Wednesday, March 31, 2010

Nilai Tukar Sebagai Stimulus Pertumbuhan

Medan Bisnis, 15 Maret 2010
Di saat krisis sedang terjadi seperti saat ini. Ada fakta besar dimana Negara besar seperti AS mengalami defisit neraca perdagangan dengan China. Dimana impor AS ke China lebih besar dibandingkan dengan Ekspor AS ke China itu sendiri. Hal ini di klaim sebagai salah satu biang keladi kenapa AS sulit untuk bangkit dari keterpurukan. Defisit yang besar menjadi penghalang AS dalam memasarkan barang-barangnya ke mitra dagang AS khususnya China.

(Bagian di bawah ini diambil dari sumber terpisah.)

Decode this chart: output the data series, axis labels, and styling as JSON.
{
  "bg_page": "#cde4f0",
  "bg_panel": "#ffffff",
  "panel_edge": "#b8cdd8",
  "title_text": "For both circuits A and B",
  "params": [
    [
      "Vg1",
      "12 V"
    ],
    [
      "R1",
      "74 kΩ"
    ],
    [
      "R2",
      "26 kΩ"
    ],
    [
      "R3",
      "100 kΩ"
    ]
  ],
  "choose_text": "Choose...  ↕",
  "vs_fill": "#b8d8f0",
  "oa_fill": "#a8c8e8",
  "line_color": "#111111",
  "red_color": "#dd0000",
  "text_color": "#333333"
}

Alasan tersebut sangat masuk akal. Sebagai contoh, Indonesia yang memiliki sumber daya alam yang melimpah dan berlebih, namun tidak bisa dipasarkan untuk memenuhi kebutuhan diluar, maka barang tersebut akan membanjiri pasar domestik dan akan membuat harga barang tersebut turun. Ada implikasi lain yang harus diterima yakni semakin sulit Negara kita untuk menciptakan lapangan kerja.

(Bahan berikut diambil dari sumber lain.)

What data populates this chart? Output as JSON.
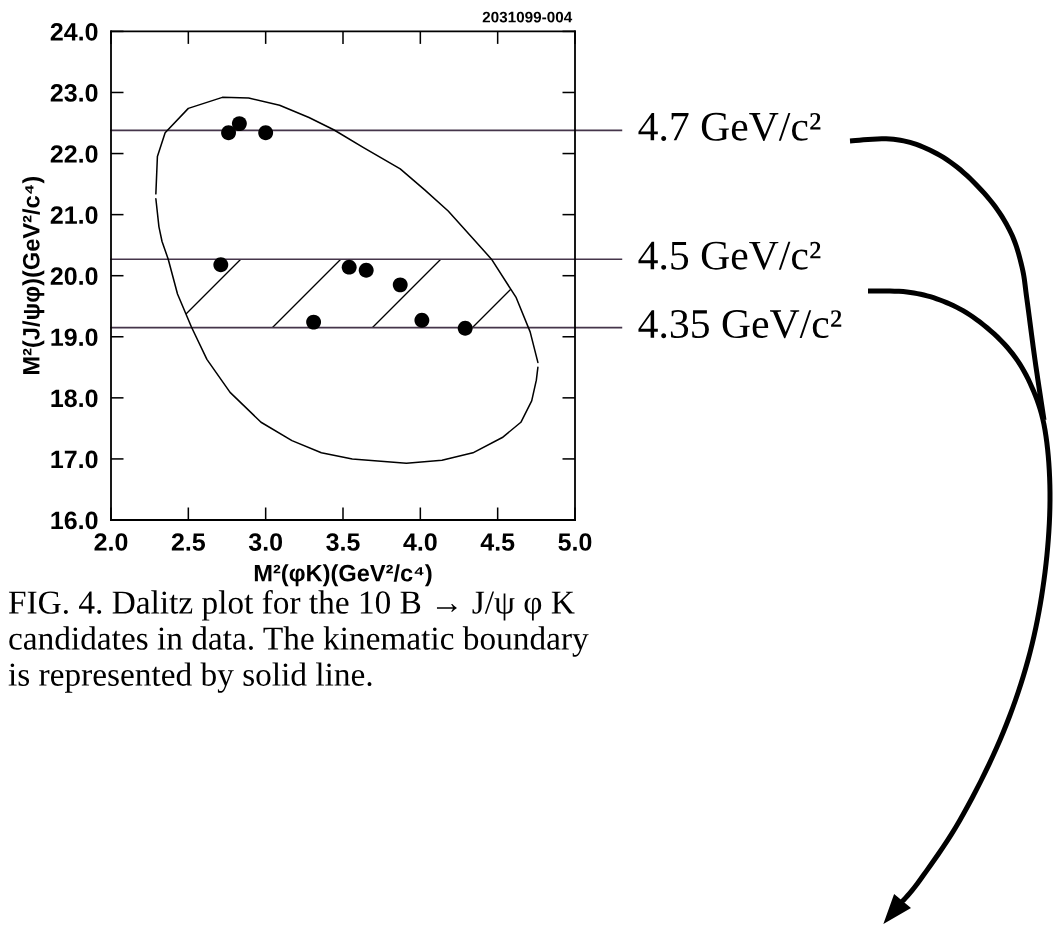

Salah satu yang menyebabkan adanya defisit adalah nilai tukar mata uang. Defisit neraca yang dialami AS tidak lebih karena kebijakan China yang tidak mengizinkan mata uang Yuan menguat lebih jauh lagi terhadap US Dolar. Padahal, China sejauh ini mengalami surflus perdagangan terhadap AS. Apabila China membiarkan mata uangnya diperdagangkan sesuai dengan mekanisme pasar, maka diperkirakan mata uang Yuan akan terapresiasi secara signifikan terhadap US Dolar.

Namun, kebijakan China kalau membiarkan mata uangnya menguat, berarti China siap dibanjiri oleh produk-produk luar. China yang memiliki populasi penduduk paling besar di dunia serta mempekerjakan tenaga kerja murah diuntungkan dalam banyak hal seperti kemampuan ekspor yang lebih baik. Nilai tukar Yuan yang stabil menjadi salah satu alasannya.

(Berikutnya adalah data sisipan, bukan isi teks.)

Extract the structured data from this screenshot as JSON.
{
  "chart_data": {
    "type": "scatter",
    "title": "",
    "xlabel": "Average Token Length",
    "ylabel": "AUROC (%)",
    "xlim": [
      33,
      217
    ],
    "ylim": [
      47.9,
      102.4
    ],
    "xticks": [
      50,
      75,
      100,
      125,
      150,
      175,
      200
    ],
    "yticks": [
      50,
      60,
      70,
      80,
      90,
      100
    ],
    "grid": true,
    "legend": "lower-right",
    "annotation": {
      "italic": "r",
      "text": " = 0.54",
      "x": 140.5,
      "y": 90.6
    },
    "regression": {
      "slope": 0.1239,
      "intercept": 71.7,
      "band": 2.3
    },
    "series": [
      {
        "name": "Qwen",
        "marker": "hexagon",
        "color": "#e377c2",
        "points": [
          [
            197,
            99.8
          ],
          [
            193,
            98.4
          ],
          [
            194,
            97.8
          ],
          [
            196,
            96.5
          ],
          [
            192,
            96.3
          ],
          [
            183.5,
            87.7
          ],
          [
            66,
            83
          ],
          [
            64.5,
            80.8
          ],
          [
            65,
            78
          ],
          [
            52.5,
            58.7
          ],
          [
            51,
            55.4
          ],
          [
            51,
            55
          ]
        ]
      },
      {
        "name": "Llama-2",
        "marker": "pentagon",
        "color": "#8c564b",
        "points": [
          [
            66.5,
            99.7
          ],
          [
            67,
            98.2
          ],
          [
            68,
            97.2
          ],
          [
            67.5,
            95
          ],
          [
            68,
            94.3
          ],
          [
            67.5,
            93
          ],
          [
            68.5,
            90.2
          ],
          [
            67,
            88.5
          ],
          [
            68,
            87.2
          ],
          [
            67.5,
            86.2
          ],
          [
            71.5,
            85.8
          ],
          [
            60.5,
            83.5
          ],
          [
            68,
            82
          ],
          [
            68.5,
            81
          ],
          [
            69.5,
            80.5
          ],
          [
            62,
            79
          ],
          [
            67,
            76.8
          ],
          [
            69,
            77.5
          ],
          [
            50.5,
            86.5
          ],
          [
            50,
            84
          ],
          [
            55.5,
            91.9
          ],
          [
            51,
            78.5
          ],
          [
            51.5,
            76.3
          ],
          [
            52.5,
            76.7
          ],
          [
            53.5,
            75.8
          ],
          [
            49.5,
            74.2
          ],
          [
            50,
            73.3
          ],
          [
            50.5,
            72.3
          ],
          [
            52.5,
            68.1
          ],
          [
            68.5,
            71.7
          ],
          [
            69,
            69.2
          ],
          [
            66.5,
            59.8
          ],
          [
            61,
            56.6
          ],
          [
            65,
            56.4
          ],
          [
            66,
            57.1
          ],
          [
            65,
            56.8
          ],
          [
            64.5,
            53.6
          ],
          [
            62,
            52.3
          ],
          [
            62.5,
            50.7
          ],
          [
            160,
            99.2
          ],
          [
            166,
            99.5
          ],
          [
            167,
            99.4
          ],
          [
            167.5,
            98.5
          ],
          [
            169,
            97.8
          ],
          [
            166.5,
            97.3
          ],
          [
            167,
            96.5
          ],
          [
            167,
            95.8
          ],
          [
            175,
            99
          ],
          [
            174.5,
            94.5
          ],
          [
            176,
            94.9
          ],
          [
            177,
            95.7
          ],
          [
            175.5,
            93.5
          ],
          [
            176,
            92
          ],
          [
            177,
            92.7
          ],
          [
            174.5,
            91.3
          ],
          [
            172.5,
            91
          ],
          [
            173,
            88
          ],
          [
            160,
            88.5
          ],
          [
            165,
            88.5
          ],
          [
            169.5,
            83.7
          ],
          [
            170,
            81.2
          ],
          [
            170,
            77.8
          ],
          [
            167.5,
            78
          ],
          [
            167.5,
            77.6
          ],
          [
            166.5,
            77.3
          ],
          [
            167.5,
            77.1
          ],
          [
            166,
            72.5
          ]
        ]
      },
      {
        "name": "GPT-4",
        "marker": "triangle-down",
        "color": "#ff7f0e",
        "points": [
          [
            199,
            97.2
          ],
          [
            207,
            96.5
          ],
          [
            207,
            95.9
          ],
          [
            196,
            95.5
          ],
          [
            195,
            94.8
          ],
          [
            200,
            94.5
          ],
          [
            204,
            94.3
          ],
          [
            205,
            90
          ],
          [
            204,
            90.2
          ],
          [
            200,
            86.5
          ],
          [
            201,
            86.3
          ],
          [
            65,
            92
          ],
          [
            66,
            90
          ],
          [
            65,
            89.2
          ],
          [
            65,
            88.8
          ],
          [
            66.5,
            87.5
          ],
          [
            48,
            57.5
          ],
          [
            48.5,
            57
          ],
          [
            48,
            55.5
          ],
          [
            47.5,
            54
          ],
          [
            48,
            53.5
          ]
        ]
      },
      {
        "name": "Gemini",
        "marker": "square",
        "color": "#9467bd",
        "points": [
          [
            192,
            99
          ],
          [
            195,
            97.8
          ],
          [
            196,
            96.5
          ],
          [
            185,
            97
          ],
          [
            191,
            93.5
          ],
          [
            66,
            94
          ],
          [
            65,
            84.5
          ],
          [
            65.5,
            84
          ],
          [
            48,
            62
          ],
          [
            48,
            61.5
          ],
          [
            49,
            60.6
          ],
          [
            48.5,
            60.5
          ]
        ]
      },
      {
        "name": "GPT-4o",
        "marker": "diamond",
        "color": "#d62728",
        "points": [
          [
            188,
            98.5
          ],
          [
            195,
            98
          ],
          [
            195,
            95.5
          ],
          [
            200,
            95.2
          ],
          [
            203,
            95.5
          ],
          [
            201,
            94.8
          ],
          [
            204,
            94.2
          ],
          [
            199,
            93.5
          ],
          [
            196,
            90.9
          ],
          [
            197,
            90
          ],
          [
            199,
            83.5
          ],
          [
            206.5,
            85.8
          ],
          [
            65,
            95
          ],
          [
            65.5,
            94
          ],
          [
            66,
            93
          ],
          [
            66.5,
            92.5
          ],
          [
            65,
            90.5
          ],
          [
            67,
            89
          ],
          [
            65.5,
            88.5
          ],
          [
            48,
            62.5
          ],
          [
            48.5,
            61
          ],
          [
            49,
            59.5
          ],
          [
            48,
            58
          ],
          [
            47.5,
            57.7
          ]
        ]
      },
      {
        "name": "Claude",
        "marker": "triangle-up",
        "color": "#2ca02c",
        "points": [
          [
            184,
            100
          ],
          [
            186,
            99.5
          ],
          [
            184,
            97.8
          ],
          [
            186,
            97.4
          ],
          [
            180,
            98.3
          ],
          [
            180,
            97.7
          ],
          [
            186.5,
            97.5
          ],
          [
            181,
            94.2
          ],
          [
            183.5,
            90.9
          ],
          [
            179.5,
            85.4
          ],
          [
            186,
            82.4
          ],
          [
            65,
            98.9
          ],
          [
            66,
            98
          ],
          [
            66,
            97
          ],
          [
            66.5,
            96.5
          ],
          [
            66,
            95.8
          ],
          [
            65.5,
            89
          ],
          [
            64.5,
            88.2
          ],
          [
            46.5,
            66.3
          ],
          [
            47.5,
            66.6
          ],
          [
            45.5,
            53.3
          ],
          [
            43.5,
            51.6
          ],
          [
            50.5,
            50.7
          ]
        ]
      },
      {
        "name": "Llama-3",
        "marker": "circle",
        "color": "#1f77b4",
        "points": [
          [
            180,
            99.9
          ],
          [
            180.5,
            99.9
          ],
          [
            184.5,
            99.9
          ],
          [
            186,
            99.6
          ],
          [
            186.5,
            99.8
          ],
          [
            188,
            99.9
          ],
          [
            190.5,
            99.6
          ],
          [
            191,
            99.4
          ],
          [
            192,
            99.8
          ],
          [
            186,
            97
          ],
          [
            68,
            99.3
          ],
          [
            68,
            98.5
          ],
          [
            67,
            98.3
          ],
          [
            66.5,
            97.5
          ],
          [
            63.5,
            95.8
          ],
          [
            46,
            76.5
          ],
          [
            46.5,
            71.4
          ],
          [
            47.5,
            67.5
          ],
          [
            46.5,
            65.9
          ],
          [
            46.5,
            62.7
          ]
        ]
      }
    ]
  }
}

Seperti halnya dengan semua Negara tak terkecuali Indonesia. Disaat nilai tukar Rupiah menguat terhadap US Dolar, maka akan berdampak pada kinerja Impor yang tumbuh dengan baik. Sebaliknya, apabila nilai tukar Rupiah melemah terhadap US Dolar maka akan memicu kinerja ekspor yang meningkat. Nilai tukar yang kuat biasanya akan membuat pasar akan dibanjiri produk luar sehingga produktivitas manufaktur lokal akan turun. Dan mata uang yang melemah akan membuat ekspor meningkat namun dapat memicu inflasi.

Kebijakan mata uang yang stabil merupakan pilihan yang harus di ambil. Namun tidak mudah untuk memuat mata uang dalam kestabilan. Karena dibutuhkan intervensi Bank sentral untuk mengatur lalu intas devisa tersebut. Dan berkorelasi langsung terhadap cadangan devisa Negara tersebut.

Inilah yang sedang diperjuangkan AS untuk berebut simpati pasar di China. AS yang kesulitan menggenjot kinerja ekspor karena produk yang kalah bersaing dari China, mengklaim bahwa kebijakan China yang tidak membiarkan mata uang Yuan menguat menjadi biang keladi kenapa krisis tidak bisa diatasi secara cepat. AS mengklaim bahwa laju pertumbuhan Dunia bisa di tingkatkan apabila Yuan terapresiasi.

Benarkah?, tidak selamanya tepat. China tentunya merasa diuntungkan dengan kondisi seperti ini. Kinerja ekspor yang naik tajam jelas menjadikan China sebagai Negara yang mencetak laju pertumbuhan paling cepat di dunia. AS masih tetap menjadi perekonomian terbesar di Dunia, meski demikian apabila AS mampu mengatasi defisit neraca perdagangannya dengan China bukan serta merta akan membuat perekonomian Dunia akan pulih dengan segera.

Negara kita juga bisa melakukan hal yang sama dengan apa yang dilakukan China. Membiarkan mata uang kita lebih murah terhadap US Dolar guna menggenjot ekspor. Namun tidak sedemikian mudah tentunya. Dibutuhkan cadangan devisa yang cukup serta kesiapan dunia industri. Semoga Negara kita mampu memanfaatkan perjanjian ACFTA dengan sebaik-baiknya, dan terhindar dengan defisit neraca perdagangan yang besar dengan China.